Dendam Lama, IRT asal Jeneponto di Gowa Disabet Sajam

oleh -
Dendam Lama, IRT asal Jeneponto di Gowa Disabet Sajam
Dendam Lama, IRT asal Jeneponto di Gowa Disabet Sajam

CAKRAWALAINFO.id, GOWA – Perkara penganiayaan kembali terjadi di wilayah hukum Kabupaten Gowa. Kamis (05/09/2019) malam sekira pada pukul 20.00 Wita.

Kali ini peristiwa terjadi di dusun Silo I Desa Paraikatte, Kecamatan Bajeng, Kabupaten Gowa Sulawesi Selatan.

Peristiwa ini dialami seorang wanita beridentitas Noro (36), warga dusun Pangalakkang, Desa Bulusuka Kecematan Bontormba Kabupaten Jeneponto.

Kapolsek Bajeng saat dikonfirmasi Cakrawalainfo.id membenarkan insiden kejadian tersebut.

“Korban saat itu sedang beristirahat di depan rumah seorang warga bernama Basir. Kemudian datang pelaku Hawani dari belakang dan langsung menjambak rambut korban hingga terjatuh,” kata Iptu Hasan Fadlyh, Jumat (06/09/2019).

Menurut Kapolsek Noro dianiaya oleh tersangka, Hanawi (38) dan Tahang alias Aang (20).

Sementara Kapolsek menyebut, kedua yang bersangkutan berstatus keluarga dekat dengan suami korban.

“Tersangka memanggil suami korban adalah om, saat itu korban sedang beristirahat di salah satu tempat di wilayah Desa Paraikatte,” tambah Kapolsek.

Kedua pelaku merupakan seorang ibu dan anak yang berdomisili di Dusun Lonrong Desa Paraikatte Kecamatan Bajeng Kabupaten Gowa.

 

Baca juga: Orangtua NV dan APR Juga Ditetapkan Tersangka Kasus Aniaya Guru


Kejadian tersebut dipicu dendam lama atas  insiden kecelakaan tenggelam di Kalimantan sejak beberapa tahun lalu.

Hal itu muncul persepsi dari keluarga pelaku, bahwa korban Noro yang membunuh salah satu keluarga dari pelaku.

“Anak Hanawi, Tahang pun langsung menikam korban sebanyak dua kali menggunakan sebilah badik,” tukasnya.

Korban pun mengalami dua buah luka terbuka pada bagian punggung dengan lebar 1,5 sentimeter dengan kedalamam 1,5 sentimeter.

Sedangkan luka lainnya juga pada bagian punggung dengan lebar 1 sentimer dengan kedalaman 2 sentimeter.

Setelah menikam, kedua pelaku pun melarikan diri secara terpisah.
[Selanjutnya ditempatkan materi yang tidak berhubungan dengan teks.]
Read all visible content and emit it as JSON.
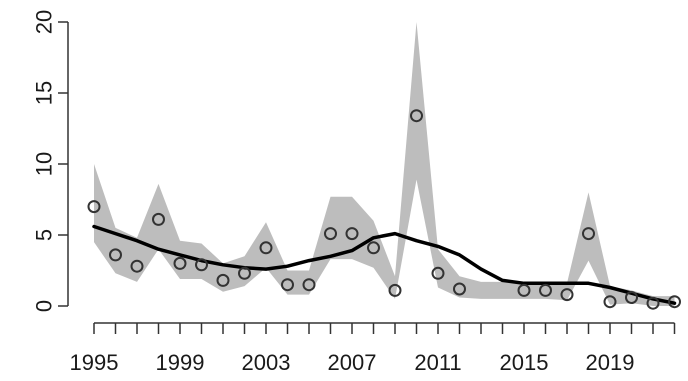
{
  "chart_data": {
    "type": "line",
    "x_ticks": [
      "1995",
      "1999",
      "2003",
      "2007",
      "2011",
      "2015",
      "2019"
    ],
    "y_ticks": [
      "0",
      "5",
      "10",
      "15",
      "20"
    ],
    "xlim": [
      1994,
      2023
    ],
    "ylim": [
      0,
      20
    ],
    "grid": false,
    "series": [
      {
        "kind": "points",
        "x": [
          1995,
          1996,
          1997,
          1998,
          1999,
          2000,
          2001,
          2002,
          2003,
          2004,
          2005,
          2006,
          2007,
          2008,
          2009,
          2010,
          2011,
          2012,
          2015,
          2016,
          2017,
          2018,
          2019,
          2020,
          2021,
          2022
        ],
        "y": [
          7.0,
          3.6,
          2.8,
          6.1,
          3.0,
          2.9,
          1.8,
          2.3,
          4.1,
          1.5,
          1.5,
          5.1,
          5.1,
          4.1,
          1.1,
          13.4,
          2.3,
          1.2,
          1.1,
          1.1,
          0.8,
          5.1,
          0.3,
          0.6,
          0.2,
          0.3
        ]
      },
      {
        "kind": "smooth",
        "x": [
          1995,
          1996,
          1997,
          1998,
          1999,
          2000,
          2001,
          2002,
          2003,
          2004,
          2005,
          2006,
          2007,
          2008,
          2009,
          2010,
          2011,
          2012,
          2013,
          2014,
          2015,
          2016,
          2017,
          2018,
          2019,
          2020,
          2021,
          2022
        ],
        "y": [
          5.6,
          5.1,
          4.6,
          4.0,
          3.6,
          3.2,
          2.9,
          2.7,
          2.6,
          2.8,
          3.2,
          3.5,
          3.9,
          4.8,
          5.1,
          4.6,
          4.2,
          3.6,
          2.6,
          1.8,
          1.6,
          1.6,
          1.6,
          1.6,
          1.3,
          0.9,
          0.5,
          0.2
        ]
      },
      {
        "kind": "band",
        "x": [
          1995,
          1996,
          1997,
          1998,
          1999,
          2000,
          2001,
          2002,
          2003,
          2004,
          2005,
          2006,
          2007,
          2008,
          2009,
          2010,
          2011,
          2012,
          2013,
          2014,
          2015,
          2016,
          2017,
          2018,
          2019,
          2020,
          2021,
          2022
        ],
        "upper": [
          10.0,
          5.5,
          4.8,
          8.6,
          4.6,
          4.4,
          3.0,
          3.5,
          5.9,
          2.5,
          2.5,
          7.7,
          7.7,
          6.0,
          2.1,
          20.0,
          4.0,
          2.1,
          1.7,
          1.7,
          1.7,
          1.7,
          1.6,
          8.0,
          1.4,
          1.1,
          0.7,
          0.7
        ],
        "lower": [
          4.5,
          2.3,
          1.7,
          4.0,
          1.9,
          1.9,
          1.0,
          1.4,
          2.7,
          0.8,
          0.8,
          3.3,
          3.3,
          2.7,
          0.5,
          8.9,
          1.3,
          0.6,
          0.5,
          0.5,
          0.5,
          0.5,
          0.4,
          3.2,
          0.1,
          0.2,
          0.0,
          0.0
        ]
      }
    ],
    "colors": {
      "band": "#bdbdbd",
      "line": "#000000",
      "point": "#333333",
      "axis": "#333333"
    }
  }
}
Namun, kedua pelaku kini telah ditangkap dan ditetapkan sebagai tersangka.

Sedangkan ibunya, Hanawi masih dalam proses pengejaran.

“Hingga kini kami telah menangkap anak dari pelaku tersebut. Sedangkan ibunya masih dalam pengejaran. Barang bukti sebilah badik tersebut sempat dibuang oleh pelaku, namun berhasil ditemukan oleh petugas,” tambah Hasan.

 

Baca juga: Pasca Penganiayaan, Siswa DH Dimata Astiah

 

Kapolsek juga meneyebut, korban saat ini telah dirawat dan kondisinya tengah membaik dan untuk keluarga korban saat ini diamankan di Mapolsek Bajeng untuk menghindari adanya kembali persitiwa itu.

“Sudah membaik, semalam juga sudah di sarankan bisa pulang. Sementara korban masih beristrahat di kantor bersama anak dan mertuanya, untuk menghindari adanya kegiatan balasan dari pihak keluarga tersangka,” tandasanya.